ICMI Grand Challenge Workshop on Multimodal Learning Analytics
Math Data Corpus Download


The First International Conference on Multimodal Learning Analytics represented an initial intellectual gathering of multidisciplinary scientists interested in this new topic. The Second International Workshop on Multimodal Learning Analytics brings together an international collection of researchers to further advance research on multimodal learning analytics with a data-driven grand challenge event.

In support of this event, the Math Data Corpus and related coding resources are made publicly available for community use by Incaa Designs. In addition, the ChronoViz multimodal data analysis tool is supported by UCSD for workshop grand challenge participants who wish to use it.

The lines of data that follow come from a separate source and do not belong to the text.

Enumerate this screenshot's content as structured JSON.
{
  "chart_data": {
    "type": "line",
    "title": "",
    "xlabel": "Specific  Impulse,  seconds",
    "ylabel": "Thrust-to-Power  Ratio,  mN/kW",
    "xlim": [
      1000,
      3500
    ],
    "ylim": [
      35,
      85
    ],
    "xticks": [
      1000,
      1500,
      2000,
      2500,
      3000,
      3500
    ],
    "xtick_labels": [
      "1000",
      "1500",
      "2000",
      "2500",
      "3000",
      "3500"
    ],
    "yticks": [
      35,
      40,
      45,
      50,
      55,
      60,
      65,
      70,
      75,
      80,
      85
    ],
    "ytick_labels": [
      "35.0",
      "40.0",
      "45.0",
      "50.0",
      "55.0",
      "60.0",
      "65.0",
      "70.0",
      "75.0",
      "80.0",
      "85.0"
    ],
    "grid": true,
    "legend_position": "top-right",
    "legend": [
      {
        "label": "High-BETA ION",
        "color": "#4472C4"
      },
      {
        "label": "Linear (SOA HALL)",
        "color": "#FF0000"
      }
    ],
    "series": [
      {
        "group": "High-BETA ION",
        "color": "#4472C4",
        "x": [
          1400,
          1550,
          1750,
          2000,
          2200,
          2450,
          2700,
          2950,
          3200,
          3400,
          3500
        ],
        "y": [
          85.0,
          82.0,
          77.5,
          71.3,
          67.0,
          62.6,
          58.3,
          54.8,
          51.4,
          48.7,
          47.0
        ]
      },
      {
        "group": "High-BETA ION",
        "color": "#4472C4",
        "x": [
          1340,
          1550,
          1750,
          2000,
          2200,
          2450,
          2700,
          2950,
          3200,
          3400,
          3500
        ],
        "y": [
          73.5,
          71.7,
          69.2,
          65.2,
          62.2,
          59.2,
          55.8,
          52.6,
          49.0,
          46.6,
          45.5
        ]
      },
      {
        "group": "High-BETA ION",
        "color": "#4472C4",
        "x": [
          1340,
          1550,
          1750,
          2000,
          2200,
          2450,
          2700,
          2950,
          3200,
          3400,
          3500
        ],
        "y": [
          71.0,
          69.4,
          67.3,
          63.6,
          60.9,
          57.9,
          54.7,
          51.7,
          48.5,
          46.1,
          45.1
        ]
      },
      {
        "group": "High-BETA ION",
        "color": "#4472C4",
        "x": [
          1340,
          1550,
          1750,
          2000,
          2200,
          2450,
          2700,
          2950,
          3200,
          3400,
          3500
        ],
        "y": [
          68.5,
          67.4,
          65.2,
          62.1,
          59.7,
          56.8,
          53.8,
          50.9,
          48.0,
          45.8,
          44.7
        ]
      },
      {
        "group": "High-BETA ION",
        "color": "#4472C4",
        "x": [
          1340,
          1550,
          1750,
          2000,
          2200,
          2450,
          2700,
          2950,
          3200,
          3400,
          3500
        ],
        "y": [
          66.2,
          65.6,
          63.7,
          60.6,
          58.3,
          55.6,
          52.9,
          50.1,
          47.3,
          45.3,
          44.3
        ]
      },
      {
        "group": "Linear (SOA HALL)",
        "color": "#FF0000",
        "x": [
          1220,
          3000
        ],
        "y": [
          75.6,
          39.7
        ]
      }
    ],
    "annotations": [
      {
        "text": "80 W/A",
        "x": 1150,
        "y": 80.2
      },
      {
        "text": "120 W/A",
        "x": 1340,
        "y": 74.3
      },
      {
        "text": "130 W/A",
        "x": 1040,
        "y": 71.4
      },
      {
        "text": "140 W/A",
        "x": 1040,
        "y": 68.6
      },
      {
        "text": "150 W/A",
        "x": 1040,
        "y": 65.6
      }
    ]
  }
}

The Math Data Corpus contains high-fidelity time-synchronized multimodal data recordings on collaborating groups of students as they work together to solve mathematics problems varying in difficulty. Data were collected on students' natural multimodal communication and activity patterns, including their speech, digital pen input, facial expressions, gestures, and physical movements.
The dataset includes 12 sessions, with six three-student groups who each met twice. In total, approximately 29 student-hours of recorded multimodal data is available during these collaborative problem solving sessions. This data resource includes initial coding of problem segmentation, problem-solving correctness, and representational content on students’ writing. A full description of this dataset on this dataset is provided as part of this document, including detailed appendices. Moreover, this paper on "Problem solving, Domain Expertise and Learning: Ground-truth Performance Results for Math Data Corpus" can be used to better understand the data. The dataset is available to participants in the Second International Workshop on Multimodal Learning Analytics data-driven grand challenge, after signing a collaborator agreement (see below).

Steps for MMLA workshop participants:

  1. Read and sign the collaborator agreement document. Email it to the organizer at oviatt@incaadesigns.org. Once this has been submitted and your agreement has been approved by a workshop organizer (allow 48 hrs.), you will receive an email with password information to access the dataset and accompanying data description
  2. Login with your MMLA workshop participant password to http://mla.ucsd.edu/data
  3. Download and read the document describing data
  4. Download data for your MMLA grand challenge analyses. This data is available at this address http://mla.ucsd.edu/data and comprises 12 multimodal data sessions. Each of the session contains 4 different data types:
    1. Videos
    2. Audio
    3. Digital Pen Data
    4. Coding of Written Representation
    Detailed description of these data is available here
  5. Use any tool of your chocie to analyze the data
  6. ChronoViz: Additionally, participants can use the ChronoViz tool to visualize, navigate and analyze the data. A zipped archive of a ChronoViz session (G#D#.annotation.zip) integrating all of the multimodal data and annotations will be available soon . A custom version of ChronoViz supporting this dataset is available here. Instructions on how to use ChronoViz are available on the ChronoViz web page here.